Yargıç ve Celladı
“İşte biz insanlar birbirimizden korktuğumuz için, devletler kuruyoruz Schwendi. Türlü koruyucularla sarıp sarmalıyoruz çevremizi. Polisler, askerler, kamuoyu… Ama tüm bunlar neye yarıyor ki?”
Kırk yıl önce İstanbul’da başlayan bir intikam hikâyesi…

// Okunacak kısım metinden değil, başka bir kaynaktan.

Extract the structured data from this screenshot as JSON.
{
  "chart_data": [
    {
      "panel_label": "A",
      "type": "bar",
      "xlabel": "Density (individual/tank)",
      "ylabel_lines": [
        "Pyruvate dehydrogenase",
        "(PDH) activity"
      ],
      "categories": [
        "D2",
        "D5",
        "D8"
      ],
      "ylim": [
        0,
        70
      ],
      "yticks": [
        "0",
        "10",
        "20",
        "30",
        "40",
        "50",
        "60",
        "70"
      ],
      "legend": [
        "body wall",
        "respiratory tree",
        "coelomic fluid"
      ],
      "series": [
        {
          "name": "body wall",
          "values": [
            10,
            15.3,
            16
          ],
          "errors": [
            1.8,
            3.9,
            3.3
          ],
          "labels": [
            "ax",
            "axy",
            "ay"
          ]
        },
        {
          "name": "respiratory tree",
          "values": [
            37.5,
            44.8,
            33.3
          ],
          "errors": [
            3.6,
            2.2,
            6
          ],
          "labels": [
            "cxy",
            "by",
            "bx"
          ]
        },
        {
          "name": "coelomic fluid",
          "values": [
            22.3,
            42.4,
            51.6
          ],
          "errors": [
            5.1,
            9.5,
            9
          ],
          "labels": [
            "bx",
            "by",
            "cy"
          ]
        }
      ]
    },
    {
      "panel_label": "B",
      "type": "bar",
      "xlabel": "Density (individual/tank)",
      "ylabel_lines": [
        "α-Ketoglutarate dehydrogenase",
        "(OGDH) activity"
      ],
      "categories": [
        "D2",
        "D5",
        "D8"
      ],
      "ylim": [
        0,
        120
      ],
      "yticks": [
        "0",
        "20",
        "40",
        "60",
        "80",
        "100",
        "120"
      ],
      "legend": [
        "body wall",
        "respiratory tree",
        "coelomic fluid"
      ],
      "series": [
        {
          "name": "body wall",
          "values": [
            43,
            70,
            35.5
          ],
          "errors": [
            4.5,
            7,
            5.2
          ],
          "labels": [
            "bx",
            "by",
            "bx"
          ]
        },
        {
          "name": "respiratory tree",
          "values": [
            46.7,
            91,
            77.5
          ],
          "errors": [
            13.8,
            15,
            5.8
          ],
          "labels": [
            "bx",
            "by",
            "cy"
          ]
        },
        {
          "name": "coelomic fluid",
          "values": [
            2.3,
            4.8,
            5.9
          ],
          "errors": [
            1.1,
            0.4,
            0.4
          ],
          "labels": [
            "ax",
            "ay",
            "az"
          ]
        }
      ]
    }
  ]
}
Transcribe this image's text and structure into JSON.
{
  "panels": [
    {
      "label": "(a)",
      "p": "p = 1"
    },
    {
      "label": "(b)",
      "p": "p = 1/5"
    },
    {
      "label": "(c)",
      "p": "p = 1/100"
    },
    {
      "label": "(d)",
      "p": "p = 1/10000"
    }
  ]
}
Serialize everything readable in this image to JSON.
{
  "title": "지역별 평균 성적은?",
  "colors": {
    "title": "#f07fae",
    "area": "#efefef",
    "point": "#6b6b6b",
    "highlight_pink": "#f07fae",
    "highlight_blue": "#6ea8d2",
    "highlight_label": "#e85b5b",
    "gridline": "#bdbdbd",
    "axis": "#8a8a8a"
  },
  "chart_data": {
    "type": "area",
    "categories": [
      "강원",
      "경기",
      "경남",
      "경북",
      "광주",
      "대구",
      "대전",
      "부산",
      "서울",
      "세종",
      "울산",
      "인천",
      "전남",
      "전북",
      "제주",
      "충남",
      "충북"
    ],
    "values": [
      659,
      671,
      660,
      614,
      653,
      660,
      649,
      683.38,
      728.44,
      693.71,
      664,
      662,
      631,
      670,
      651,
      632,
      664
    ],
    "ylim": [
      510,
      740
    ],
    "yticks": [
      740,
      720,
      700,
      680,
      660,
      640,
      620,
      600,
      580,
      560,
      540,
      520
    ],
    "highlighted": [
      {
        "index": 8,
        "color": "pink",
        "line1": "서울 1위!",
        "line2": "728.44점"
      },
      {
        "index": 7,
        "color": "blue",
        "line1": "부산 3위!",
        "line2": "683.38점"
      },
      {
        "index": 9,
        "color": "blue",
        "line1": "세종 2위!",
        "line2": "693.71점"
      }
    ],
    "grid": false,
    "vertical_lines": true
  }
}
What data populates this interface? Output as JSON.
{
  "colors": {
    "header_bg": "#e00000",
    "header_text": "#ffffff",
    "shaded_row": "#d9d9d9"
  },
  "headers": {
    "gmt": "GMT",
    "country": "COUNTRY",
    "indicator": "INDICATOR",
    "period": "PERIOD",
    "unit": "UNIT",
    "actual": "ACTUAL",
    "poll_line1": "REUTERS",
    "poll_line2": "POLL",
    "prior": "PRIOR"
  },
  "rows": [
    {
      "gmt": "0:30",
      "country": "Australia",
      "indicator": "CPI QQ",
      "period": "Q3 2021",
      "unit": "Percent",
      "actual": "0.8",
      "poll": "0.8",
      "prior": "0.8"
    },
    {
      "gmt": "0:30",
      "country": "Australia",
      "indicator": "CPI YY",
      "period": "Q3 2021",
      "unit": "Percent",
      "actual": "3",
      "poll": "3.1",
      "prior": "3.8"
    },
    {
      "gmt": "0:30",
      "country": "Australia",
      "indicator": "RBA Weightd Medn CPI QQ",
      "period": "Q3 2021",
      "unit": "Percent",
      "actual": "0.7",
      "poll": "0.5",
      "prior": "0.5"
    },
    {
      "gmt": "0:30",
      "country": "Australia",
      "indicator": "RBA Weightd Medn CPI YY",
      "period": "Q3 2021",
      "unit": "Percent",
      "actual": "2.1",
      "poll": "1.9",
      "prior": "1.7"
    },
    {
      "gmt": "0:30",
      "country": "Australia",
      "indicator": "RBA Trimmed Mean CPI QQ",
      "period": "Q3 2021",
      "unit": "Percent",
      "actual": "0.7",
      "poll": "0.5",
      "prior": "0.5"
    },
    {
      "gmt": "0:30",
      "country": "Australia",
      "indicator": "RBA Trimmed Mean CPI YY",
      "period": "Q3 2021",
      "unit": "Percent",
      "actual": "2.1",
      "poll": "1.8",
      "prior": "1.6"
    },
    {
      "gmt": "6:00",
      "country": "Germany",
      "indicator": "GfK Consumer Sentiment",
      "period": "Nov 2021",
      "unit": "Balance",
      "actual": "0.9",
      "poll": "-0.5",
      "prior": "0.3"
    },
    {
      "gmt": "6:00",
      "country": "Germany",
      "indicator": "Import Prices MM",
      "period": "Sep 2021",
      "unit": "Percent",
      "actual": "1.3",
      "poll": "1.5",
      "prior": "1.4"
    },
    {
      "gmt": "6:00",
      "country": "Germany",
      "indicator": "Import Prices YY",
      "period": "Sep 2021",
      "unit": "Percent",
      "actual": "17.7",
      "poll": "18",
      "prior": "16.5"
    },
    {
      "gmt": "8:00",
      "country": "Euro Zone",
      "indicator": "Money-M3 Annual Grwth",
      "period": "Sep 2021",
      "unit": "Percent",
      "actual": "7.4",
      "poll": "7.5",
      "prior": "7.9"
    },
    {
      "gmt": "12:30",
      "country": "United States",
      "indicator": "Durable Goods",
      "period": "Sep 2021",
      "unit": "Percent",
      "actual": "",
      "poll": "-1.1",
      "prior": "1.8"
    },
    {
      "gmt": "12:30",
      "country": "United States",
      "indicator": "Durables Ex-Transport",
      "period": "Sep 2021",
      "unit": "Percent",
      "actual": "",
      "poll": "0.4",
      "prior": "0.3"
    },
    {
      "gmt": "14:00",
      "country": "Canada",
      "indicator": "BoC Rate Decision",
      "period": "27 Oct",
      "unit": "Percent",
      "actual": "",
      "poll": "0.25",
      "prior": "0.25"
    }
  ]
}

Artık Türk okurunun aşina olduğu, İsviçreli yazar Dürrenmatt’ın bu romanı, genel adalet anlayışının bir bakıma hicvi. Dürrenmatt polisiyeyi edebiyatın nitelikli bir kolu haline getirmekle kalmıyor; felsefi sorunları da doğallıkla eserinin asli niteliklerinden birine dönüştürüyor.
Komiser Berlach, olayları başlatan polis cinayetini soruşturmak için görevlendirilir ve insan doğası Berlach ve çevresi üzerinden değerlendirilir. Komiser katille kedi-fare oyunu oynarken adalet kavramını kafasında yeniden şekillendirir. Cinayetin izi sürülürken suç ve adalet, iyilik ve kötülük, insan ve toplum arasındaki ilişkiler büyük bir titizlikle işlenir.
Yargıç ve Celladı, altında yatan anlamın her sayfada derinleştiği, okuduktan sonra etkisi uzun süre geçmeyecek bir roman.